We describe a polynomial-time reduction from NBW realizability, which is EXPTIME-hard [17, 26]. Given an NBW \(\mathcal {A}\) over \(2^{I\cup O}\), we define a set of signals \(\mathcal {H}\) and a DBW \(\mathcal {D}_\psi \) over \(2^{I\cup O \cup \mathcal {H}}\), such that \(L(\mathcal {A})\) is realizable iff there exists an \(((I \cup \mathcal {H}) / O)\)-transducer that \(\mathcal {H}\)-hides \(L(\mathcal {D}_\psi )\).

Let \(\mathcal {A}=\langle 2^{I\cup O}, Q, q_0, \delta , \alpha \rangle \). W.l.o.g, we assume that \(\mathcal {A}\) has a single initial state and that every word in \((2^{I\cup O})^{\omega }\) has at least one rejecting run in \(\mathcal {A}\). The latter can be achieved, for example, by adding a nondeterministic transition from the initial state to a rejecting sink upon any assignment \(i\cup o\in 2^{I\cup O}\). Let \(\mathcal {H}\) be a set of signals that encode Q. Thus, each assignment \(s \in 2^\mathcal {H}\) is associated with a single state in Q. We refer to a letter in \(2^{I \cup O \cup \mathcal {H}}\) as a pair \(\langle \sigma ,q \rangle \in 2^{I \cup O} \times Q\), and we view a word in \((2^{I \cup O \cup \mathcal {H}})^\omega \) as the combination \(w \oplus r\), of a word \(w \in (2^{I \cup O})^\omega \) with a word \(r \in Q^\omega \). Formally, for \(w=\sigma _0 \cdot \sigma _1 \cdots \in (2^{I \cup O})^\omega \) and \(r = r_1 \cdot r_2 \cdots \in Q^\omega \), let \(w \oplus r = \langle \sigma _0,r_1 \rangle \cdot \langle \sigma _1,r_2 \rangle \cdots \in (2^{I \cup O \cup \mathcal {H}})^\omega \). Then, we define \(\mathcal {D}_\psi \) so that \(L(\mathcal {D}_\psi )=\{w \oplus r\in (2^{I \cup O \cup \mathcal {H}})^\omega : \text { the sequence }q_0 \cdot r\text { is an accepting run of }\mathcal {A}\text { on } w\}.\) Note that since every word in \((2^{I\cup O})^{\omega }\) has at least one rejecting run in \(\mathcal {A}\), then every word \(w \in L(\mathcal {A})\) has at least one word \(r^+ \in Q^\omega \) such that \(w \oplus r^+ \in L(\mathcal {D}_\psi )\) and at least one word \(r^- \in Q^\omega \) such that \(w \oplus r^- \not \in L(\mathcal {D}_\psi )\).

Formally, \(\mathcal {D}_\psi =\langle 2^{I \cup O \cup \mathcal {H}},Q,q_0,\delta ',\alpha \rangle \) has the same state space and acceptance condition as \(\mathcal {A}\), and it uses the Q-component of each letter in order to resolve the nondeterministic choices in \(\mathcal {A}\). Thus, the transitions function \(\delta ':Q \times 2^{I \cup O\cup \mathcal {H}} \rightarrow Q\) is defined as follows.

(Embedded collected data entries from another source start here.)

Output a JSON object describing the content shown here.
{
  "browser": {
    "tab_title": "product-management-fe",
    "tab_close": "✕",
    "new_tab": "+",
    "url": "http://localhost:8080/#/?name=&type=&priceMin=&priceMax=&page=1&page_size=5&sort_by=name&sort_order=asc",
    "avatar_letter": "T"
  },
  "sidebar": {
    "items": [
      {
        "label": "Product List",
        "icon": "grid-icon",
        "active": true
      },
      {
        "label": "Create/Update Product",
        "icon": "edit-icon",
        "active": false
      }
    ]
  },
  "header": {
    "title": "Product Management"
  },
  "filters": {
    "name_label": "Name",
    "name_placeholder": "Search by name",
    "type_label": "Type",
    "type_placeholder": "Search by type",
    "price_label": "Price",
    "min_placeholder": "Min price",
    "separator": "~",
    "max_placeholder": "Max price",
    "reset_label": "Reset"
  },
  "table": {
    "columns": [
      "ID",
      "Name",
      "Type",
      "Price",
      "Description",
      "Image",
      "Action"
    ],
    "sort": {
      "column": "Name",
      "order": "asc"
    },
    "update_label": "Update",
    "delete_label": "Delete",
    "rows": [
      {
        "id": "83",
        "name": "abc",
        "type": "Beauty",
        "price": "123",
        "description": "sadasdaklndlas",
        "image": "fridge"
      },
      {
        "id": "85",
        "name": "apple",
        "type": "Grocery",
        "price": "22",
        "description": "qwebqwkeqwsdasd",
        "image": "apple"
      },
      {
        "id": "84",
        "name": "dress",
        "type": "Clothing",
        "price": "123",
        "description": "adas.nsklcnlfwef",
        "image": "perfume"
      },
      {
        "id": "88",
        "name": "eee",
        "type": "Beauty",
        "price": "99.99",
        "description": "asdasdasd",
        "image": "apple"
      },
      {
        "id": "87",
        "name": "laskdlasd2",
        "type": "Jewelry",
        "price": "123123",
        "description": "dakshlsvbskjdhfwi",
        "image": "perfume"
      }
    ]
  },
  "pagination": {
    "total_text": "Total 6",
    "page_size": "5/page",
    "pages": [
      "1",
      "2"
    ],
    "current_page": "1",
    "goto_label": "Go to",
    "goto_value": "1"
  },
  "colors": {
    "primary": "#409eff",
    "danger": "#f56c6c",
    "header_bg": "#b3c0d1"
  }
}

For every state \(q \in Q\) and letter \(\langle \sigma ,s \rangle \in 2^{I \cup O \cup \mathcal {H}}\), we have that \(\delta '(q,\langle \sigma ,s \rangle )=s\) if \(s\in \delta (q,\sigma )\), and otherwise \(\delta '(q,\langle \sigma ,s \rangle )=\bot \). We prove that indeed \(L(\mathcal {D}_\psi )\) accepts exactly all words \(w \oplus r\) such that \(q_0 \cdot r\) is an accepting run of \(\mathcal {A}\) on w. By definition of \(\delta '\), it holds that \(r'\) is a run of \(\mathcal {D}_\psi \) over \(w\oplus r\) iff \(r'=q_0\cdot r\), and \(q_0\cdot r\) is a run of \(\mathcal {A}\) over w. Hence, a run \(r'=q_0\cdot r\) of \(\mathcal {D}_\psi \) over \(w\oplus r\) is accepting, iff \({ inf}(r')\cap \alpha \ne \varnothing \), iff \(r'=q_0\cdot r\) is an accepting run of \(\mathcal {A}\) over w, and we are done.    \(\square \)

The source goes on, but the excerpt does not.